Я тоже работаю много, успешно и довольно счастливо. Мне обидно, что я не могу рассказать тебе о своей красоте. Нередко я жалею, что ты не гуманитарий, потому что в тебе пропадает гуманитарий по всем особенностям твоей души и ума.
Впрочем, если здоровье тебя не подведет, я уверен, что твой труд увенчается успехом, и не маловременным (как разные сенсационные находки, чаще всего оказывающиеся потерями), а твердым, ибо ты исследуешь явление в его естественной истории, в корне.
Близится время отдыха, мы запасаемся силами и молодостью, чтобы как можно полнее проявить в жизни свою ценность, как выражается наш милый Николай Павлович202.
Посылаю тебе стихотворение Мицкевича. Какое благородное и благоухающее чувство. По-пушкински: «сердца трепетные сны».

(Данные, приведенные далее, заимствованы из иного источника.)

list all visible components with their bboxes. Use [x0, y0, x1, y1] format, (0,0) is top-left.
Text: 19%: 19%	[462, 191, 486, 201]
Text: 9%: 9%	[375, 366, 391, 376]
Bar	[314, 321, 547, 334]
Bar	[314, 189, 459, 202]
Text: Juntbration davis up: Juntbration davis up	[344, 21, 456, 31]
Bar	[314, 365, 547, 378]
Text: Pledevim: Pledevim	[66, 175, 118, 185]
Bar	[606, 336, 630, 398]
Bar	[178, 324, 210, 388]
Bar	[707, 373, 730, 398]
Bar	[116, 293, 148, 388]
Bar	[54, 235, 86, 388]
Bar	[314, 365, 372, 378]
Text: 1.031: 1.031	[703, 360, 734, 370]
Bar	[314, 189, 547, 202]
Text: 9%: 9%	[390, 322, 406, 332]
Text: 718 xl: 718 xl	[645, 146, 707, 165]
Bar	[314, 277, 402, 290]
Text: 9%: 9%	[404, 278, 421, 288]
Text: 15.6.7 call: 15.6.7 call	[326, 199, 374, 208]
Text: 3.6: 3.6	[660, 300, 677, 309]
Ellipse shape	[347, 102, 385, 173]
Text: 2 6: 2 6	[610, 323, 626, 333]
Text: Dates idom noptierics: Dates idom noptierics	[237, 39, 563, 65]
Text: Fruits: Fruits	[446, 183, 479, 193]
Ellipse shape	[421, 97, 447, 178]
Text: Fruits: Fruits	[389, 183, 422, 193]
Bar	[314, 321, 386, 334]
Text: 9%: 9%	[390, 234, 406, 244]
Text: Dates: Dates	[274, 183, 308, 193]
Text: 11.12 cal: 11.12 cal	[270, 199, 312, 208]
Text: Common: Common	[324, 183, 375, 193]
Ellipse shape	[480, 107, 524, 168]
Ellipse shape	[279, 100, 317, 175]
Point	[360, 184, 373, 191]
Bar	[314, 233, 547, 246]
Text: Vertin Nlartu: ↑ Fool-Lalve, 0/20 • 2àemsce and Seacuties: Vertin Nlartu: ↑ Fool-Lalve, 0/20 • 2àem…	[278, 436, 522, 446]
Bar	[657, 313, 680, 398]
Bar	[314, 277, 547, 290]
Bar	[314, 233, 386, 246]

Вдумайся и прочувствуй эти три слова.
Нежно обнимаю тебя, любимая, и приникаю к тебе долгим поцелуем.
Саня.
№ 281. А. И. Клибанов – Н. В. Ельциной
1.VII.47 г.
Наталинька,
только что кончил разговор с тобой по телефону и очень ясно почувствовал, с каким ощущением я оставил тебя после того, как кончился разговор. Я поэтому решил его сразу же мысленно и на бумаге продолжить и сказать тебе, что то сознание одиночества, которое ты испытала и испытываешь, не имеет никакого основания в моем действительном к тебе отношении, что оно внушено тебе нашей разлукой, моим отсутствием таким уже продолжительным и тем угнетенным состоянием духа, которое так естественно в твоем сегодняшнем положении. В нашей жизни мы (да и не мы одни) давно ведем отсчет радости не от должного, а от недолжного. Должно быть здоровым, и здоровому сознанию отклонение от этого причиняет страдание. Но в массе бедственных случаев, которых мы являемся свидетелями, хорошо, что все оказалось вполне доброкачественным и это будет устранено и больше никогда не вернется. Остается психическая травма перед фактом операции, и я знаю, что ни письмами, ни своим присутствием я не смягчу травмы. Но я не знаю и уверен, что самое непродолжительное время снимет ее, тем более что я уже сейчас принимаю меры к тому, чтобы обставить наилучшим образом наше летнее путешествие. Мы об этом еще поговорим при нашем свидании. Сейчас же я хочу тебе сказать об одной особенности нашей душевной жизни. Когда люди попадают в беду, то всегда оказывается, что предчувствие гораздо страшнее ее самой. Психика до деталей разрабатывает ожидаемую ею с трепетом ситуацию и перекрывает эту ситуацию настолько, что когда она (ситуация) наступает и проходит, то кажется сравнительно легкой. Могу тебя заверить, что собеседник, слушая
мою
эпопею, всегда представляет ее себе гораздо более ужасной, нежели она была на самом деле. Удар, который следует за взмахом, всегда легче чем взмах, который его несет. Это
закон
, может быть, даже и полезный для нашей нервной организации
в конечном счете
. То, что я пишу тебе, как бы ты ни восприняла это, – сущая правда. Это большое несчастье –
непосредственное
восприятие фактов, если на нем
останавливаться
, то можно всякий раз приходить
в отчаяние.
Не упрекай меня в нечуткости. Собери свое мужество. Это будет естественно для твоего характера. Не теряй трезвости. Будь самой собой. Это тебе по силам. Что же касается меня, то я выеду к тебе, как только ты мне скажешь, и ты сможешь твердо опереться на мою помощь, на физическую поддержку, на мой уход, мою ласку, мою любовь.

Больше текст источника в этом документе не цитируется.